On one reading, bike riding makes Copenhagen one of the healthiest cities in the world.
But Danes do not ride their bicycles everywhere because they are health nuts. Rather, they ride because they perceive that doing so is convenient. Deliberate engineering by forward-thinking decision makers many years ago ultimately created that perception.
Creating a healthy transportation system means accounting for people in addition to infrastructure and technology. And a funny thing about psychology is that people will consider an option convenient or otherwise desirable because they have been told to see that option as convenient or desirable.
For this reason, peer pressure, advertising, and an impulse toward self-gratification play roles in encouraging more bicycle use – or use of transportation options besides the drive-alone car in general.
People are creatures of habit and convenience.

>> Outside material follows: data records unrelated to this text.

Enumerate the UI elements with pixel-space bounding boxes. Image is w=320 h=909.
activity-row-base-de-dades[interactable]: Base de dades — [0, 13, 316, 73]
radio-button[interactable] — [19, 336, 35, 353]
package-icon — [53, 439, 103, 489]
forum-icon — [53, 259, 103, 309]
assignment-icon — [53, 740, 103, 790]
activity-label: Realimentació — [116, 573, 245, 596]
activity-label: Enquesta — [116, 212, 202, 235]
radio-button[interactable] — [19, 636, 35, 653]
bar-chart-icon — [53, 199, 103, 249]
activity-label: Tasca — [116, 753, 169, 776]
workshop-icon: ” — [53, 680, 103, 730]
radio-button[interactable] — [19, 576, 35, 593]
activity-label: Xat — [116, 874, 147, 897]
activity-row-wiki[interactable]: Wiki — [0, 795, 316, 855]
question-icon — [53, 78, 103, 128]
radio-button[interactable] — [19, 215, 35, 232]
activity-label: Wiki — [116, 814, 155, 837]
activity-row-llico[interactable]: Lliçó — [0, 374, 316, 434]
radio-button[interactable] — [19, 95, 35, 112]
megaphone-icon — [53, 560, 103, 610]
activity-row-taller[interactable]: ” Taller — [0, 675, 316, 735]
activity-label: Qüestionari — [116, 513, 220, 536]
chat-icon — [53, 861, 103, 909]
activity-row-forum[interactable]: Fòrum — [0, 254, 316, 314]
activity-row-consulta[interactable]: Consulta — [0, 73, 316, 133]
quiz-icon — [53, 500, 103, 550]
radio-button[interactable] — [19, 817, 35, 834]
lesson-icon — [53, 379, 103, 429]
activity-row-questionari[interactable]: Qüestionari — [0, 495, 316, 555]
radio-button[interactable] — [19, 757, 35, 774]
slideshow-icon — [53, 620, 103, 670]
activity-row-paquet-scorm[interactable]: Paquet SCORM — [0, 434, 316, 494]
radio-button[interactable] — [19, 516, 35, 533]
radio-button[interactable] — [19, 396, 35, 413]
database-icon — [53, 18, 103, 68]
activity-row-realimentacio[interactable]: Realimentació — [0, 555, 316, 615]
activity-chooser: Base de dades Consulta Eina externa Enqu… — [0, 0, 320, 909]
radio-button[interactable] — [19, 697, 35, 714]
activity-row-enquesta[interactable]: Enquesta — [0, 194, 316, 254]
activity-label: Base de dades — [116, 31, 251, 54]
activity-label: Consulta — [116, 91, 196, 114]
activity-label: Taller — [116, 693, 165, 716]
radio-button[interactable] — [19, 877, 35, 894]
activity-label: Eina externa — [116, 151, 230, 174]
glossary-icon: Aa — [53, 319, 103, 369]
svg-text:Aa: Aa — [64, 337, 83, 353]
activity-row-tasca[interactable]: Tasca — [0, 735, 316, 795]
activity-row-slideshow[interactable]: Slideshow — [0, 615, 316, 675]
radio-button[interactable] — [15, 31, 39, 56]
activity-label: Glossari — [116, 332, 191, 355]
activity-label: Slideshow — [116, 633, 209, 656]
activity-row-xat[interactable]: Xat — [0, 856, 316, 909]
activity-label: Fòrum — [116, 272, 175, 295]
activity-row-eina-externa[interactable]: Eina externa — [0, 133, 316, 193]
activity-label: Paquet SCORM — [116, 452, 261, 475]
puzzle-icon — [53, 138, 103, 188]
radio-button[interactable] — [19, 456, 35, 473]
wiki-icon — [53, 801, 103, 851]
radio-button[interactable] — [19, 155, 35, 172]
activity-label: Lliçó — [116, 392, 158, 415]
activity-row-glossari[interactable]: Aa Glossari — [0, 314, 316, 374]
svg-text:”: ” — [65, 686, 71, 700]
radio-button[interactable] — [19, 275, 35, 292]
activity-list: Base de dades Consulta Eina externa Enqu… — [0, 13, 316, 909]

Which is fair enough – life is hard, so we try to minimize stress. Unfortunately, subjectively convenient transportation options are often unhealthy.
Some benefits of car ownership cannot be denied. Others, while illusory, are difficult to dismiss. Where the benefits are real, cities need to invest in infrastructure that makes other modes of transportation competitive. Where the benefits are debatable, they need to be debunked. For instance, the “freedom” of owning a car can be contrasted with taking on long-term maintenance costs and experiencing the daily headaches of traffic and parking, and the significant danger of car accidents.
I addressed the infrastructure investment issue in my last Mobility Lab article, suggesting smart roads and networked robot vehicles.
A simpler answer amounts to making it easier to ride, walk, and take public transit than to take a car. Designing a city to make bicycles, buses, trains, and sidewalks more convenient also demands ensuring that these sustainable modes of transportation are safe. Nothing kills a feeling of convenience as quickly as a sense of clear and present danger.
This is an issue of both infrastructure investment and attitude. Infrastructure needs to be specifically designed to be fit for purpose. For example, bicycles sharing roads and paths with cars and pedestrians is risky, especially when there is an emerging mode competing with an incumbent mode, leading to tension and conflict.